College Towns Now Drive Landmark Democrat Turnout, Putting GOP in Panic
dszc/iStock/Getty Images Plus
Article audio sponsored by The John Birch Society

The nation’s universities continue to play a significant role in electoral politics.

As seen in a new piece by Politico, a startling trend is taking place across the country: College towns are not only getting bluer, but getting bluer by higher margins and driving higher turnout for Democrats in elections — in some cases, providing the party with enough force to soundly trounce Republicans in statewide elections.

This is the case in Wisconsin. Dane County, home to the University of Wisconsin and the state’s next-most populous county after Milwaukee, saw higher turnout in the recent state Supreme Court race than anywhere else in the state. Moreover, Democrats’ victory margin was higher than in any other county.

As Politico notes:

The margin was so big that it changed the state’s electoral formula. Under the state’s traditional political math, Milwaukee and Dane — Wisconsin’s two Democratic strongholds — are counterbalanced by the populous Republican suburbs surrounding Milwaukee. The rest of the state typically delivers the decisive margin in statewide races. The Supreme Court results blew up that model. Dane County alone is now so dominant that it overwhelms the Milwaukee suburbs (which have begun trending leftward anyway). In effect, Dane has become a Republican-killing Death Star.

This trend could make it nigh impossible for the GOP to win a race at the statewide level in Wisconsin again.

And unfortunately for Republicans, this phenomenon isn’t limited to the Badger State. 

In Michigan, for instance, Joe Biden’s margin of victory over Donald Trump in the University of Michigan’s Washtenaw County in 2020 was a massive improvement over the performance of Al Gore against George W. Bush. In 2000, Gore scored a 34,000 lead over Bush, resulting in a 60-36 margin.

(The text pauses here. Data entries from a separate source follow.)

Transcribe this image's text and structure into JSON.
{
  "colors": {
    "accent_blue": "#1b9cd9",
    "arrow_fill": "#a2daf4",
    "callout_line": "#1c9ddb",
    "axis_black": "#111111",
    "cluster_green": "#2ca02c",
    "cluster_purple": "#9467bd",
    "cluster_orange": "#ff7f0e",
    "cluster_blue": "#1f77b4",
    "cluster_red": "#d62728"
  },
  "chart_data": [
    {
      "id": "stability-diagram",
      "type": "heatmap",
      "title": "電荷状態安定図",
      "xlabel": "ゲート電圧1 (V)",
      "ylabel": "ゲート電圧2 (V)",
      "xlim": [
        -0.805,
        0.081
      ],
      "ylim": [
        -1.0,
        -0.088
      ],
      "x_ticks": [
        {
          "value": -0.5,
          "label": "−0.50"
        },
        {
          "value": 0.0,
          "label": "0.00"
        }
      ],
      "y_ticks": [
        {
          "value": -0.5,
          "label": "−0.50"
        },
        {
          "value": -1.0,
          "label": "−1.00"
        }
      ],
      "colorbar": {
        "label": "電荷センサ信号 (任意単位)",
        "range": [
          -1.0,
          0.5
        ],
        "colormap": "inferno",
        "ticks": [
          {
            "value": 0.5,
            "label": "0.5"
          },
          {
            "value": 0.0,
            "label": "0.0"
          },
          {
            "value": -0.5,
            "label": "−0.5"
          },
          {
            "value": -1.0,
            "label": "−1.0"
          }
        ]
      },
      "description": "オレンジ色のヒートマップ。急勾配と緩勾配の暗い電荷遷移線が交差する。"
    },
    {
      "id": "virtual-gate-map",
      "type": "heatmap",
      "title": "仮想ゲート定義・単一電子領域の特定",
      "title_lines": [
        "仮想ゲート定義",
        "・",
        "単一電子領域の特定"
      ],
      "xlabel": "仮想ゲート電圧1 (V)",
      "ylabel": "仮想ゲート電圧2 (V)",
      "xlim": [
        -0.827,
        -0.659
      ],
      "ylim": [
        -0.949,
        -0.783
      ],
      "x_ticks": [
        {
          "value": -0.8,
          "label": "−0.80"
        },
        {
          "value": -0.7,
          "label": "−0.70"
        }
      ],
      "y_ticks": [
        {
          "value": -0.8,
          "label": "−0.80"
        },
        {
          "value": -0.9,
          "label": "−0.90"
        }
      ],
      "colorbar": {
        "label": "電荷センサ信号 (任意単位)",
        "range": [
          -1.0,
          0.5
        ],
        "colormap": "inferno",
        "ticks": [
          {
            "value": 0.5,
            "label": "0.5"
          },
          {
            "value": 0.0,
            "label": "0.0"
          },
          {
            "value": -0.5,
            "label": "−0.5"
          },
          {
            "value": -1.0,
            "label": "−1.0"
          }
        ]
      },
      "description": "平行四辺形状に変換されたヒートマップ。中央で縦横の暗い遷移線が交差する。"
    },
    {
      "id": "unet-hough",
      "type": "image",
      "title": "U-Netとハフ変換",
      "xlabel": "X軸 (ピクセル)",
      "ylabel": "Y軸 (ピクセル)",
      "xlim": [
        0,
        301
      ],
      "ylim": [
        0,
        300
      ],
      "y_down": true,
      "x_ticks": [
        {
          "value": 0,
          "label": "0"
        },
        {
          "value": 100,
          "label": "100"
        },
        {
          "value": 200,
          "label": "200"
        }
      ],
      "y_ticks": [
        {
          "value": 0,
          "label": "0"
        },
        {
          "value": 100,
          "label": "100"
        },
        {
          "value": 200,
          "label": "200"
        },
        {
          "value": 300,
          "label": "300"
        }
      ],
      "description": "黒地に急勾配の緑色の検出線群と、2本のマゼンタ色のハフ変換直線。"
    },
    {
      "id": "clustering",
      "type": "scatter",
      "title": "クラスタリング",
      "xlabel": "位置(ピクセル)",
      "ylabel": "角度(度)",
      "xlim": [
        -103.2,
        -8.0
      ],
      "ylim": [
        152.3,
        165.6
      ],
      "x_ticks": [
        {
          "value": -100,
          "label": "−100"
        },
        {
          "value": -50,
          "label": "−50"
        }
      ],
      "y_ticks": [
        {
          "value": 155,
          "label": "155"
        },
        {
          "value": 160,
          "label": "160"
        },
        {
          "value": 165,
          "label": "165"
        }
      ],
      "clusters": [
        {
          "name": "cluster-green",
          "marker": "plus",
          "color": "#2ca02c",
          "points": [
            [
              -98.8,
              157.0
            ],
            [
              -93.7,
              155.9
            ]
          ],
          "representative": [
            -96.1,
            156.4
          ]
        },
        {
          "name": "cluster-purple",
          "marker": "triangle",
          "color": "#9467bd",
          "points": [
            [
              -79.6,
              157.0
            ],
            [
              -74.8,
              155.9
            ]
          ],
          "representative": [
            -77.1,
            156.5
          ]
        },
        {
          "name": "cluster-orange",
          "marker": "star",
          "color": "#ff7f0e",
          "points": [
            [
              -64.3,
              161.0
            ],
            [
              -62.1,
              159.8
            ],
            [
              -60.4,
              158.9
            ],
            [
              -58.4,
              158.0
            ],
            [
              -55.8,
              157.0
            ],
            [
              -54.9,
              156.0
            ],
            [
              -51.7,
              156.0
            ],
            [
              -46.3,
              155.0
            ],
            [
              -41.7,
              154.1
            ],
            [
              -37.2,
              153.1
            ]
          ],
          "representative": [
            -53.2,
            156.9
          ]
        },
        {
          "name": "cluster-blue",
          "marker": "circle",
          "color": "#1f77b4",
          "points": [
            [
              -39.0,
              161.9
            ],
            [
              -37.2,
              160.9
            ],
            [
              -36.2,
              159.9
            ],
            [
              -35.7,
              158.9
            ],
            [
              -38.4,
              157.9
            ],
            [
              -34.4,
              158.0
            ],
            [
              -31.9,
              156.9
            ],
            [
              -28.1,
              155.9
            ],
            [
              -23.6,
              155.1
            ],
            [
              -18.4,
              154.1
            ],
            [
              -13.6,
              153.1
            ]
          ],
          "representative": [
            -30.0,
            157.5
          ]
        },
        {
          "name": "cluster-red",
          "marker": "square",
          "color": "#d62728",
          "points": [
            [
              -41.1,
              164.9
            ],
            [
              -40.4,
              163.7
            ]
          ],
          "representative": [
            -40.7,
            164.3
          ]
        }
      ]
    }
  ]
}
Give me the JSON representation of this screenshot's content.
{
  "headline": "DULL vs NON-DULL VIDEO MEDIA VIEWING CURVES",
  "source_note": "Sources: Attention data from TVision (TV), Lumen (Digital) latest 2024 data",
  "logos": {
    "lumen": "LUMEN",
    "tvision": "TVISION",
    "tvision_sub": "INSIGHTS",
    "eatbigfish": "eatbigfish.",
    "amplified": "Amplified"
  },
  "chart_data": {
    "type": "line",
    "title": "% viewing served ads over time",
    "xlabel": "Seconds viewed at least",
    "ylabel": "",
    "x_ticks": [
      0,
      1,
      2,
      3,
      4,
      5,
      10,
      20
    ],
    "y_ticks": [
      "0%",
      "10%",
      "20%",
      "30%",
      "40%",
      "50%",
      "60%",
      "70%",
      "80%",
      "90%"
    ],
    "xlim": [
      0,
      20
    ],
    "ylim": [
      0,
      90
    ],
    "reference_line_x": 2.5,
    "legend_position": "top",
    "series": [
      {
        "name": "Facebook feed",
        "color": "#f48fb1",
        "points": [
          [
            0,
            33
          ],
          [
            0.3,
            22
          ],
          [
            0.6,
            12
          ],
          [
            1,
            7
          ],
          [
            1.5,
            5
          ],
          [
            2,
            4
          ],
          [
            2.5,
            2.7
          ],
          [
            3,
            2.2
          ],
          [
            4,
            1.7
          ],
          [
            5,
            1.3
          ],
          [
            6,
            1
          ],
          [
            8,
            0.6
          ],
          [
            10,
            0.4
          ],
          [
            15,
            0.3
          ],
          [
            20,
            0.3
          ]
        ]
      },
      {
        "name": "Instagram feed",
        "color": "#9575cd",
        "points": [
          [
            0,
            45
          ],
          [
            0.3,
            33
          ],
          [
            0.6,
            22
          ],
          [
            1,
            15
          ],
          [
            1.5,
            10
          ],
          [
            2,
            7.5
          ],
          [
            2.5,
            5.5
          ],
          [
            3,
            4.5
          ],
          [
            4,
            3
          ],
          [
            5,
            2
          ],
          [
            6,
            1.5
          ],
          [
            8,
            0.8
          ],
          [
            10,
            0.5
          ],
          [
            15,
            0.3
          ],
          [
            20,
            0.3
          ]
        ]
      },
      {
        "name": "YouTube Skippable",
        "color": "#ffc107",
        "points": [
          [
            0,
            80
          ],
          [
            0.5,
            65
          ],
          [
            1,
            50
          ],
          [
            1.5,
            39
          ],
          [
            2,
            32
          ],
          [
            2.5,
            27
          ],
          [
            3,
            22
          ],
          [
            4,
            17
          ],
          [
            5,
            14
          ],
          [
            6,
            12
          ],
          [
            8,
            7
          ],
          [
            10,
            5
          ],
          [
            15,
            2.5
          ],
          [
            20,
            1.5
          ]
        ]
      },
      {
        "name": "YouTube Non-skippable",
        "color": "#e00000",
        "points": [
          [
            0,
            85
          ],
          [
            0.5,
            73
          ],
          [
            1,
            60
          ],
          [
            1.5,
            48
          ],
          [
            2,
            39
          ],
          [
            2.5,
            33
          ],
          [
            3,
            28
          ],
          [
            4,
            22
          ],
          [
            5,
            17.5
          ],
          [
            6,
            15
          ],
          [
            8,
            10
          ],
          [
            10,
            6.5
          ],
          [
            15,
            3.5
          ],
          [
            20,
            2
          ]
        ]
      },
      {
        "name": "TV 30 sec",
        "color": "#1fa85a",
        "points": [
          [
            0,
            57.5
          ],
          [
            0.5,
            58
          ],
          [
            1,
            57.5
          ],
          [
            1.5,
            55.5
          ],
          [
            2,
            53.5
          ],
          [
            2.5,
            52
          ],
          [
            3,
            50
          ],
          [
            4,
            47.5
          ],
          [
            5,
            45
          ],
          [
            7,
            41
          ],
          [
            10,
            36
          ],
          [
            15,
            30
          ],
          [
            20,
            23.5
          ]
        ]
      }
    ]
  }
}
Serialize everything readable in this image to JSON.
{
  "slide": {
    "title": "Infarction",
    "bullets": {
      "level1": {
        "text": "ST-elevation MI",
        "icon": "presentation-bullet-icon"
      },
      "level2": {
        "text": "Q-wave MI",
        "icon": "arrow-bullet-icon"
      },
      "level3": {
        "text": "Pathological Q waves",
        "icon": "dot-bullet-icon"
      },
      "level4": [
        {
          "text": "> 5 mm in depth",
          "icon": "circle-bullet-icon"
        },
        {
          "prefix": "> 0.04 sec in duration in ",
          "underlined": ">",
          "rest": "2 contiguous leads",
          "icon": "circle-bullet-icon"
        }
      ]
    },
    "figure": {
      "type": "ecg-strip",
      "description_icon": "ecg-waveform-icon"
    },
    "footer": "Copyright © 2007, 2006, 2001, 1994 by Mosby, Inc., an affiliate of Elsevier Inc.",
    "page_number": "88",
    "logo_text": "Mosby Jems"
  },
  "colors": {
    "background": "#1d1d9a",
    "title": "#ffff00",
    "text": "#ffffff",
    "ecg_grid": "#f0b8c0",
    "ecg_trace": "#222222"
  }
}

But in 2020, Biden won Washtenaw by approximately 101,000 votes — commanding a lead of nearly 50 percentage points. With that margin, Hillary Clinton would have beaten Donald Trump in Michigan — a state that was crucial to Trump’s 2016 victory.

Politico further notes how college towns have increasingly become megacenters of turnout in Democrats’ electoral machine:

The American Communities Project [ACP], which has developed a typology of counties, designates 171 independent cities and counties as “college towns.” 

… Of those 171 places, 38 have flipped from red to blue since the 2000 presidential election. Just seven flipped the other way, from blue to red, and typically by smaller margins. Democrats grew their percentage point margins in 117 counties, while 54 counties grew redder. By raw votes, the difference was just as stark: The counties that grew bluer increased their margins by an average of 16,253, while Republicans increased their margins by an average of 4,063.

Back in 2000, the places identified as college towns by ACP voted 48 percent to 47 percent in favor of Al Gore. In the last presidential election, the 25 million who live in those places voted for Joe Biden, 54 percent to 44 percent.

The GOP, meanwhile, is figuring out the appropriate way to respond. Some of the tactics suggested and being pursued are to draw electoral maps that dilute the college voting blocs, and to restrict the ability of students to vote in the local community.

At the Wisconsin Republican state convention in June, for example, a resolution was proposed to call on the Legislature to draft a bill that would require students to vote absentee in their home communities, thereby limiting their electoral influence in college towns. But the proposal was shut down amid opposition from GOP chairs of Dane and Milwaukee counties.

The county’s Republican Party chair, Hilario Deleon, told fellow party officials that, while Dane may be home to the University of Wisconsin, antagonizing college students by restricting their vote would be a bad idea.

“Why on Earth would we send a message to the students that we don’t want them to vote our way?” Deleon argued. “Do not give the Democrats ammunition, give them competition.”

From North Carolina to Colorado and even Texas, college towns are vastly changing the political landscape. The shift is not only due to the way in which college students are increasingly becoming more leftist due to socialist education, but to suburbs becoming more blue. Moreover, the leftist atmosphere of college towns attracts left-leaning people to move there.

The Politico piece details some of the college towns that have seen major change over the years:

The University of Arizona’s Pima County … has seen Democratic presidential margins grow by nearly 75,000 votes since 2000. In Nevada, Reno’s fast-growing Washoe County — home to the University of Nevada and its 20,000 students — flipped blue in 2008 after decades of backing Republican presidential candidates and hasn’t returned to the GOP fold since. The University of Georgia’s Clarke County has seen its Democratic presidential margins roughly double since 2012. It’s considerably smaller in population than either Pima or Washoe counties, so Biden’s winning margin in 2020 was a mere 22,000 votes. But that’s in a state so closely divided that it was decided by just 11,000.

If Republicans don’t come up with a solution, Democrats may be on the path to becoming virtually unbeatable in a number of once-contested states.